And when they start school, it's all over. You pretty much have to schedule 8 hours into your day just for worrying. Might as well quit your day job because you'll be up all night.
What if she has attention deficit disorder? What if she doesn't have attention deficit disorder? Why is she acting like that then?
What if nobody plays with him at recess?
What if she overhears the girls talking about a birthday party...and she never got an invitation? In fact she hasn't been invited to a friend's house all year?
Soon, you get involved in school activities. Now, you have 100 kids to worry about.
What if he has to leave his friends and move to California because his mom is getting married?
What if a kid tells somebody, "We're best friends," and the other boy answers back, "No, we're not?"
Many of these worries are beyond your control, of course. Other times, you think, if I had parented differently, that wouldn't have happened.

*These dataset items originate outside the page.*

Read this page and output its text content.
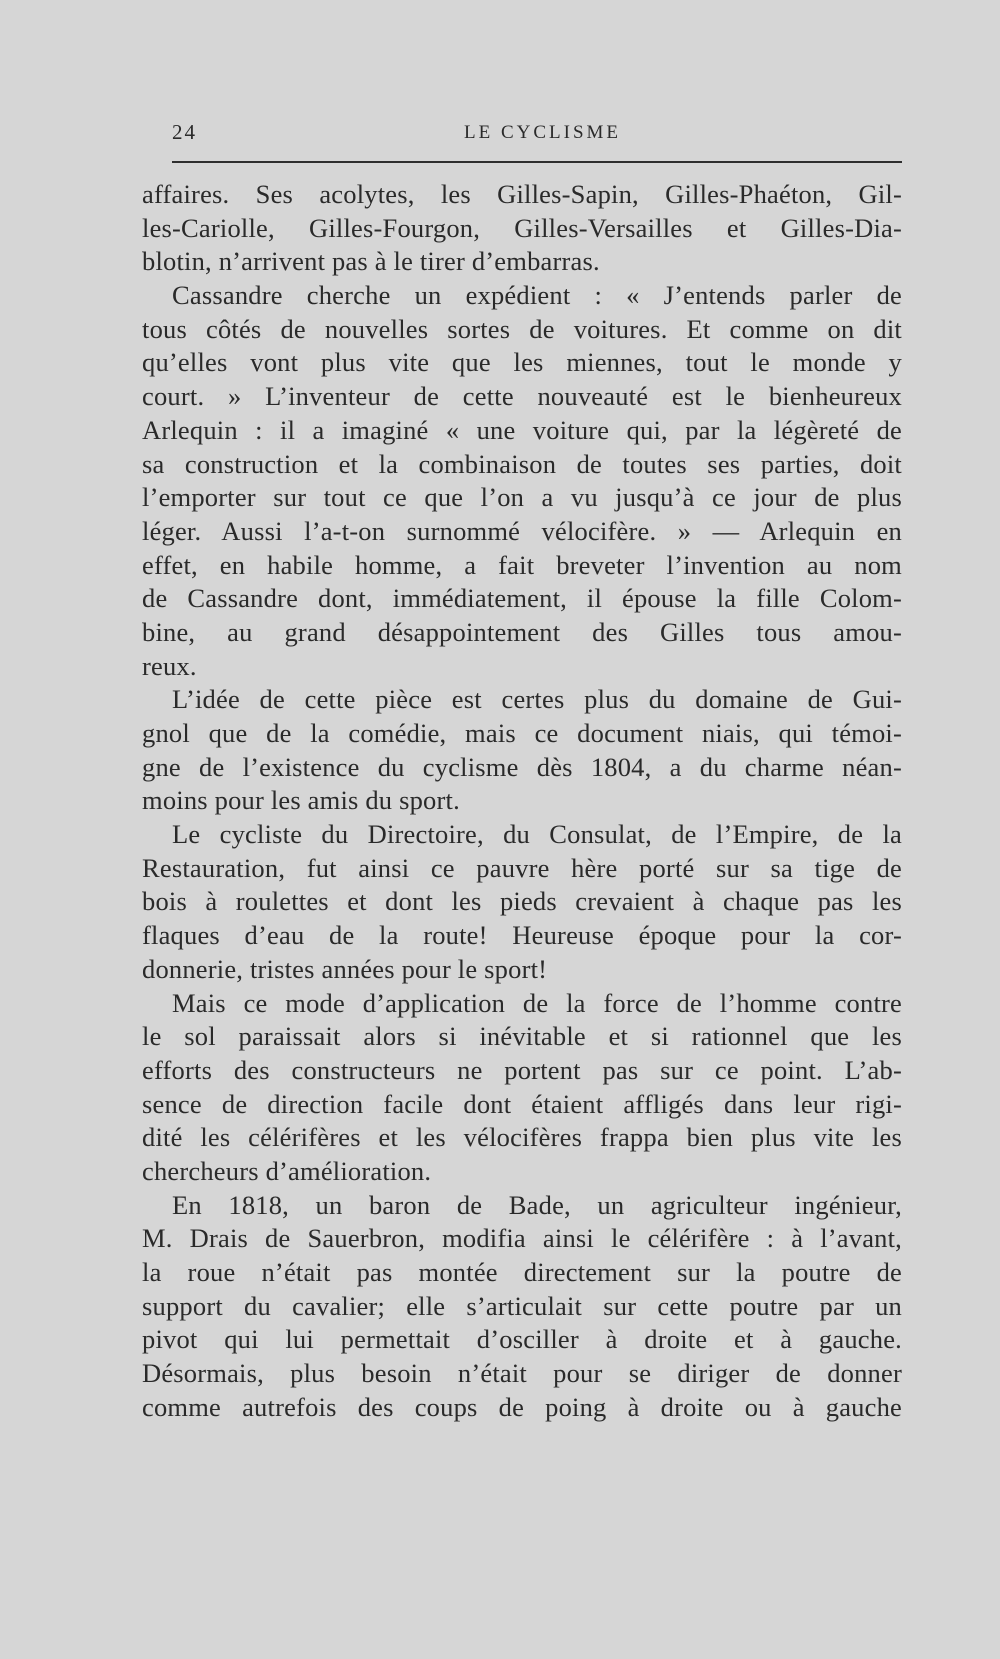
24	LE CYCLISME
affaires. Ses acolytes, les Gilles-Sapin, Gilles-Phaéton, Gil-
les-Cariolle, Gilles-Fourgon, Gilles-Versailles et Gilles-Dia-
blotin, n’arrivent pas à le tirer d’embarras.
Cassandre cherche un expédient : « J’entends parler de
tous côtés de nouvelles sortes de voitures. Et comme on dit
qu’elles vont plus vite que les miennes, tout le monde y
court. » L’inventeur de cette nouveauté est le bienheureux
Arlequin : il a imaginé « une voiture qui, par la légèreté de
sa construction et la combinaison de toutes ses parties, doit
l’emporter sur tout ce que l’on a vu jusqu’à ce jour de plus
léger. Aussi l’a-t-on surnommé vélocifère. » — Arlequin en
effet, en habile homme, a fait breveter l’invention au nom
de Cassandre dont, immédiatement, il épouse la fille Colom-
bine, au grand désappointement des Gilles tous amou-
reux.
L’idée de cette pièce est certes plus du domaine de Gui-
gnol que de la comédie, mais ce document niais, qui témoi-
gne de l’existence du cyclisme dès 1804, a du charme néan-
moins pour les amis du sport.
Le cycliste du Directoire, du Consulat, de l’Empire, de la
Restauration, fut ainsi ce pauvre hère porté sur sa tige de
bois à roulettes et dont les pieds crevaient à chaque pas les
flaques d’eau de la route! Heureuse époque pour la cor-
donnerie, tristes années pour le sport!
Mais ce mode d’application de la force de l’homme contre
le sol paraissait alors si inévitable et si rationnel que les
efforts des constructeurs ne portent pas sur ce point. L’ab-
sence de direction facile dont étaient affligés dans leur rigi-
dité les célérifères et les vélocifères frappa bien plus vite les
chercheurs d’amélioration.
En 1818, un baron de Bade, un agriculteur ingénieur,
M. Drais de Sauerbron, modifia ainsi le célérifère : à l’avant,
la roue n’était pas montée directement sur la poutre de
support du cavalier; elle s’articulait sur cette poutre par un
pivot qui lui permettait d’osciller à droite et à gauche.
Désormais, plus besoin n’était pour se diriger de donner
comme autrefois des coups de poing à droite ou à gauche
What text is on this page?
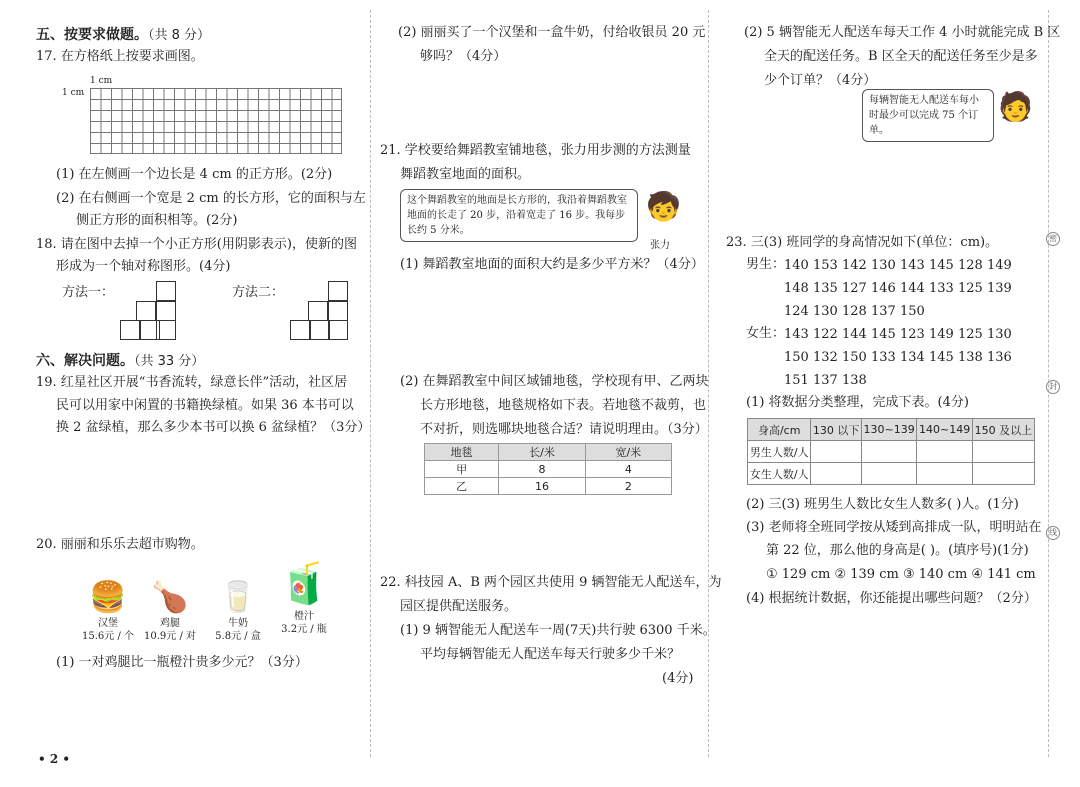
密
封
线
五、按要求做题。（共 8 分）
17. 在方格纸上按要求画图。
1 cm
1 cm
(1) 在左侧画一个边长是 4 cm 的正方形。(2分)
(2) 在右侧画一个宽是 2 cm 的长方形，它的面积与左
侧正方形的面积相等。(2分)
18. 请在图中去掉一个小正方形(用阴影表示)，使新的图
形成为一个轴对称图形。(4分)
方法一：	方法二：
六、解决问题。（共 33 分）
19. 红星社区开展“书香流转，绿意长伴”活动，社区居
民可以用家中闲置的书籍换绿植。如果 36 本书可以
换 2 盆绿植，那么多少本书可以换 6 盆绿植？（3分）
20. 丽丽和乐乐去超市购物。
🍔
汉堡
15.6元 / 个
🍗
鸡腿
10.9元 / 对
🥛
牛奶
5.8元 / 盒
🧃
橙汁
3.2元 / 瓶
(1) 一对鸡腿比一瓶橙汁贵多少元？（3分）
• 2 •
(2) 丽丽买了一个汉堡和一盒牛奶，付给收银员 20 元
够吗？（4分）
21. 学校要给舞蹈教室铺地毯，张力用步测的方法测量
舞蹈教室地面的面积。
这个舞蹈教室的地面是长方形的，我沿着舞蹈教室地面的长走了 20 步，沿着宽走了 16 步。我每步长约 5 分米。
🧒
张力
(1) 舞蹈教室地面的面积大约是多少平方米？（4分）
(2) 在舞蹈教室中间区域铺地毯，学校现有甲、乙两块
长方形地毯，地毯规格如下表。若地毯不裁剪，也
不对折，则选哪块地毯合适？请说明理由。（3分）
地毯	长/米	宽/米
甲	8	4
乙	16	2
22. 科技园 A、B 两个园区共使用 9 辆智能无人配送车，为
园区提供配送服务。
(1) 9 辆智能无人配送车一周(7天)共行驶 6300 千米。
平均每辆智能无人配送车每天行驶多少千米？
(4分)
(2) 5 辆智能无人配送车每天工作 4 小时就能完成 B 区
全天的配送任务。B 区全天的配送任务至少是多
少个订单？（4分）
每辆智能无人配送车每小时最少可以完成 75 个订单。
🧑
23. 三(3) 班同学的身高情况如下(单位：cm)。
男生：
140 153 142 130 143 145 128 149
148 135 127 146 144 133 125 139
124 130 128 137 150
女生：
143 122 144 145 123 149 125 130
150 132 150 133 134 145 138 136
151 137 138
(1) 将数据分类整理，完成下表。(4分)
身高/cm	130 以下	130~139	140~149	150 及以上
男生人数/人				
女生人数/人				
(2) 三(3) 班男生人数比女生人数多( )人。(1分)
(3) 老师将全班同学按从矮到高排成一队，明明站在
第 22 位，那么他的身高是( )。(填序号)(1分)
① 129 cm ② 139 cm ③ 140 cm ④ 141 cm
(4) 根据统计数据，你还能提出哪些问题？（2分）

Yesterday, J.J. had a friend over.
He shared his cars and trucks. He shared his bug shaped instruments. He shared his trains.
Then, as soon as I left the room, he pushed the kid onto the floor. The poor little boy was crying and his mom was so sad for him.
J.J. went in time out, of course. But I thought, am I raising him to be a brute?
Because, as you probably know, my boys wrestle a lot. J.J. recently perfected a Three Stooges move in which he throws Richie into Johnny and they fall like dominos. They think it's funny.
But now, he's pushing down a kid who was just standing there minding his own business. Not funny.
Maybe I've let them go wild. As a mother up at school once said about another lady: Her children are like dandelions. They're not raised. They just grow.
For instance, my kids jump on the couch. To me, it's normal behavior. Until a few years ago, I did it myself sometimes. It's a good cardio workout. But now, come to find out, normal people don't let their children do this.
What if they grow up thinking anything goes?
All these worries are enough to drive a mother crazy. You can become scared of your own shadow. You can assume that what works for one family should work for yours. You can wonder why your children can't sit still when you know darn well that hyperactivity runs in the family.
But, you know, there is a flip side to fear. It's not fearlessness, which is unattainable if not dangerous.
Because most things could go either way.
It seems only fair, after considering what could go wrong, to imagine what might go right.
So...I hope that the girl who doesn't get invited to parties knows the preciousness of friendship when she finally finds it. And she will find it. Everybody has a friend out there somewhere.
I hope the boy who plays on his own never joins the crowd. It's big enough already.
I hope small kids don't feel too small and big kids don't feel too big. I hope all kids feel just right.
I hope the boy who moves to California becomes a movie star. Or a surfer. Or whatever makes him really happy.
And when things go wrong for these kids, as things always do, I hope that they look on the flip side of fear and see hope.